I spent the day with Abby and Stella (not their real names), two of the women I spent my "time" with at Coffee Creek. I drove to Salem to meet them for lunch. We all piled into Ruby and made our way to the Chinese restaurant (one of Stella's favorites) across from the Rite Aid in downtown Salem. Conversation about the details and events of our lives spilled out across the table holding fried rice, steamed vegetables, fried shrimp, teriyaki chicken and chop suey. Three women, three different paths, the same pursuit -- liberation from limitations and re-connecting with the fullness of life, love and wisdom that is overflowing inside of each of them.

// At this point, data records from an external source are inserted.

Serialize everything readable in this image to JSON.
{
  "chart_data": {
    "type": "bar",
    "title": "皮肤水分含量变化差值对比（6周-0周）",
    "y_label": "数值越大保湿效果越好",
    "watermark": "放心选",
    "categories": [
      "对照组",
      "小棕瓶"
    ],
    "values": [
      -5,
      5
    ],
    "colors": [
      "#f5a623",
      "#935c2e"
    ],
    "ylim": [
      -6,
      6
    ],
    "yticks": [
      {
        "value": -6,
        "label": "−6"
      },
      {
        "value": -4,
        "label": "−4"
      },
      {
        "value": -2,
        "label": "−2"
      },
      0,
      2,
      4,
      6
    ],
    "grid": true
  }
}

We talked about recovery, treatment, sweat lodges, silent retreats, trips to Montana and parenting teenagers. Abby grew up on the reservation in Montana. She lost her parents at age 13 and raised her brother and sister on her own. She looked for solace in drugs and crime and then the dam broke and she found herself in prison. She is a mischievous delight with the driest sense of Native humor I've ever encountered. "Anakha," she says, with a sparkle in her eye, "what is it you are doing now, what's this book you are writing about anyway?" She invites me to come to her talking circle in a couple of weeks to help the women begin their healing journey. "It's hard to start your healing, Anakha," she says quietly. Yes Abby, I know, I remember how you began.

Stella is quiet today not as exuberant as usual, humbled I sense, by surrendering to her life as it is right now and walking in moment to moment awareness as she moves forward towards the fullness and promise of her future. Her vivaciousness and charisma shine through with a gentleness I haven't witnessed in her before. We wander through the isles at Rite Aid laughing and talking together, in search of chocolate for Anakha. Where are those Hershey kisses...they have to be here somewhere. We end up at the counter with a bag of Laffy Taffy, a liter of Pepsi, two bottles of Dasani water, one pair of size M leopard-print slippers for Abby and a bag of Hershey's kisses. We pile back into the car and head for Bush's Park. We sprawl out on the grass in the sunshine with our party supplies and continue to share and enjoy just being together again -- unencumbered by prison rules and the watchful eyes of the officers.

They tell me that their time in class with me was the best recovery they have ever had. They tell me about not going deep enough in their recovery programs on the "outside" and how they now know that you have to touch the wound, open it and expose it to the Light for true healing to begin. They know the dive, they know the submersion and they know how to surface again.

I love these women. They are my teachers. They are my soul sisters. They connect me to what is real. They strip me of my self-importance and connect me to humility and to gratitude. They connect me to the universality of the human experience and how we are all really the same, just different packaging. They remind me of the extraordinary in the ordinary. My heart is full, supple and open and I have been deeply nourished by our connection today. I hope that in some way my belief in them and my love for them nourished them too.

I stop at the mailbox on my way up the hill and find a letter from Anahata, another one of "my girls" who is still at Coffee Creek. After 7 1/2 years in prison, she will be releasing on October 11th at the age of 26. We took her measurements last week for an outfit for her to parole in. She is excited and anxious. In just a 2 weeks she will be entering a whole new world, a brand new chapter -- a radical departure from the life she has lived within the prison walls. She has used her time well and has a full Buddhist mediation practice, yoga practice and has completed treatment among many other things. She is one of the most amazing and loving and powerful women I know on the planet today. She sends me this Rumi poem written on the outside of the envelope:

If the beloved is everywhere
the lover is a veil,
but when living itself
becomes the friend,
lovers disappear.

These women, their stories, their courage and their perseverance are a guiding light, a flaming torch in my life. I am forever in awe of their grace and their grit and their ability to live and to thrive amidst challenge. Words cannot express my gratitude for their presence in my life.

Their story is my story. Their salvation is my salvation. We are woven into one another's souls. And for this blessing, I bow down and kiss the ground of the One who directs and orders these holy assignments to free ourselves by freeing another.

I love you Abby, Stella, Anahata and all of you (and yes, this includes you too, "the one who found her voice and uses it.") who remind me by your living and your thriving that my life has been worth living.